Para lograr todo esto Snyder siguió la misma receta que Nolan le aplicó a Batman, en lo que respecta al talento. Si recordamos cuando empezó su trilogía del caballero de la noche, Nolan escogió como titular a un Christian Bale respetado pero aún sin estatura de megaestrella, rodeándolo de un reparto de soporte increíble, con nombres de la talle de Gary Oldman, Morgan Freeman y Michael Caine.

En el caso de Superman, el estelar es un actor desconocido para el gran público, el inglés Henry Cavill. Por esto, como escuderos cuenta con estrellas más maduras al estilo de Russell Crowe; Kevin Costner, Diane Lane; Laurence Fishburne, y Christopher Meloni. Quien siento se queda un poco corta es Amy Adams en su papel de Luisa Laine.

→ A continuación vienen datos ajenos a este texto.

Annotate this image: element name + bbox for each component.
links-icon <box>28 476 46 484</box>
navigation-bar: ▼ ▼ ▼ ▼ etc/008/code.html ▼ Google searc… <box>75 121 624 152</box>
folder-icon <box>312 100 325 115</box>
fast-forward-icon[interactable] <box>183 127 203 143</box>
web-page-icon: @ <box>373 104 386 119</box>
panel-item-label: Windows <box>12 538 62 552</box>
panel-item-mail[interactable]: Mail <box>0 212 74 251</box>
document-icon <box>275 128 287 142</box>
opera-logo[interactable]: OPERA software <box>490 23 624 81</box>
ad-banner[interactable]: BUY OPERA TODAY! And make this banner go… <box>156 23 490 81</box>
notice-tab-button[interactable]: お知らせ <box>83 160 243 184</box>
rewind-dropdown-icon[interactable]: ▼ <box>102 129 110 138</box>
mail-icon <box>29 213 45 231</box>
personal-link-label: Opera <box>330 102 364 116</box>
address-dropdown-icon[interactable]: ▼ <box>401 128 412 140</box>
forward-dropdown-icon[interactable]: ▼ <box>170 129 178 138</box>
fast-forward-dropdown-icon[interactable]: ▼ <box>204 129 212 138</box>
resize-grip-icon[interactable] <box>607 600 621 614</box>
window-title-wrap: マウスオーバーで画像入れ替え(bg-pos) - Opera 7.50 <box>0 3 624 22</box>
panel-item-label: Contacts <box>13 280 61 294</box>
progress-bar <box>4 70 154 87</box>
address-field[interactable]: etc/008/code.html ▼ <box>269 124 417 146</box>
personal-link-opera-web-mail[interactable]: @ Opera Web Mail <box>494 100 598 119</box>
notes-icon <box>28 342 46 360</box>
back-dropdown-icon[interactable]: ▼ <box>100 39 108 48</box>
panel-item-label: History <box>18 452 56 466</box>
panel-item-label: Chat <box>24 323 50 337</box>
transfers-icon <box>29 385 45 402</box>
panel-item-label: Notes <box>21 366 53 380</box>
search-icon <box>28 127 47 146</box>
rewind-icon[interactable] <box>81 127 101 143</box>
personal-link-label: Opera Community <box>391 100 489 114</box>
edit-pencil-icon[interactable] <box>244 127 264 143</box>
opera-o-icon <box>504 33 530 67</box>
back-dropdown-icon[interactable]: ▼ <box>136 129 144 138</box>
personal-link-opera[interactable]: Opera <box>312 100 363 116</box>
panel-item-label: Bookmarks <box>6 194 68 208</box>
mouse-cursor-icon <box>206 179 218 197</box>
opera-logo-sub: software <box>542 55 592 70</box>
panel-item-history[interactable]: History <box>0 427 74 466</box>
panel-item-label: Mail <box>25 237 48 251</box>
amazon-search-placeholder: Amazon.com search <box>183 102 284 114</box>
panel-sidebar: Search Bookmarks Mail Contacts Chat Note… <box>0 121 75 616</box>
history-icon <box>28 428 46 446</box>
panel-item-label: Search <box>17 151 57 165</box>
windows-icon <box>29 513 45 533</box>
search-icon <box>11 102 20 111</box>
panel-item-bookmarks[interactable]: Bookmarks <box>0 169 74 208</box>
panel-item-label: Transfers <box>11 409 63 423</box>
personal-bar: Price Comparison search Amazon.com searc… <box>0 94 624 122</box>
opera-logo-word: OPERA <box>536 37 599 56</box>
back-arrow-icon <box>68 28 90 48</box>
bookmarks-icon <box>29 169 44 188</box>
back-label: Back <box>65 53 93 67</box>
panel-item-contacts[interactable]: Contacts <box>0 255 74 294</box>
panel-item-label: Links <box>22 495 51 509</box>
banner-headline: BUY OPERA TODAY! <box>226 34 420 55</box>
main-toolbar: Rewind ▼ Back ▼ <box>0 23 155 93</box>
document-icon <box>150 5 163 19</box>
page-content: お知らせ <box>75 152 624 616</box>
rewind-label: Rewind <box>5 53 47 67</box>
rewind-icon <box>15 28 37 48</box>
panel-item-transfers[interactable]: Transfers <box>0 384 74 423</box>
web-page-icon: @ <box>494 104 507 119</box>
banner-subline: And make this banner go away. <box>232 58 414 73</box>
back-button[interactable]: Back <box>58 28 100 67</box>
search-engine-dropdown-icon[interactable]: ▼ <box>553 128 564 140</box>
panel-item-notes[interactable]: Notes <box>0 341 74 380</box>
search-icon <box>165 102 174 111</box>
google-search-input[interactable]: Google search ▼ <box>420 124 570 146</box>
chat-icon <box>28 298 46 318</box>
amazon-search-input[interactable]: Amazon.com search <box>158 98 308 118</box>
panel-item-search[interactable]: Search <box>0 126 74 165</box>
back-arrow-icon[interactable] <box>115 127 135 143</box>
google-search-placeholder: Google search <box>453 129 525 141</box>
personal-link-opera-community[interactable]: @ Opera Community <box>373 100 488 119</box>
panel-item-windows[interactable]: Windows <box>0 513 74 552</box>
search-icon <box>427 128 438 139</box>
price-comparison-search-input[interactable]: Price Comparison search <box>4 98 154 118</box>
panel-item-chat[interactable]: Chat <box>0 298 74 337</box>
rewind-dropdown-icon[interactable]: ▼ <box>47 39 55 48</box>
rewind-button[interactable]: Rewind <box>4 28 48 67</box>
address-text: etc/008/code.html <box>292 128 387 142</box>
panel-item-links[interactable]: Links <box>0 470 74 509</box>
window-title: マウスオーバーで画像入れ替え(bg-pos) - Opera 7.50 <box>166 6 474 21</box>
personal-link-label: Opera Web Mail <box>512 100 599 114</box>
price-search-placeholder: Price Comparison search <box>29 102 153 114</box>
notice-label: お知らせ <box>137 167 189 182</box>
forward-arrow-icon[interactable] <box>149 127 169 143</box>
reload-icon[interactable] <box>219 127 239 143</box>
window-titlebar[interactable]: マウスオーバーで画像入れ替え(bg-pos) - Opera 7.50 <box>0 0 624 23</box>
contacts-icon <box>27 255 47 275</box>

Entre Crowe y Costner se sostiene buena parte de la película. Como los padres (biológico y adoptivo) de Superman, sus personajes irradian sabiduría, sentido común y un espíritu protector envidiable. Aún así, es con el buen Kevin –genial que esté recuperando su nivel– con el que se dan las mejores escenas, sea la de su muerte en el tornado o la muy entrañable en la que contempla a su hijo, aún niño, jugar con una capa amarrada al cuello.

En cuanto a Cavill, el traje le quedó a la perfección y su innegable belleza es un gancho fulminante para el público femenino (hacía rato no oía tantos buenos comentarios sobre la apariencia de un actor). El suyo es un retrato creíble de un ser increíble... y del que espero ver mucho más.

Si bien las metas en taquilla están más que cumplidas, Man of Steel gana en otro terreno: el de la credibilidad. Esta es la película que Warner Bros. y DC Cómics necesitaban con urgencia para ponérsele al corte a Marvel, para volver a competir. No fue la trilogía de Batman la que dictó el tono de cómo será en adelante el universo cinematográfico de los Súper Amigos. No, ese trabajo le tocó a Superman y será en esa línea que se darán las llegadas al cine de la Mujer Maravilla, Flash, Aquaman y el regreso de Linterna Verde.

Superman dio el primer paso. Lo que viene será aún mejor. Vaya que sí.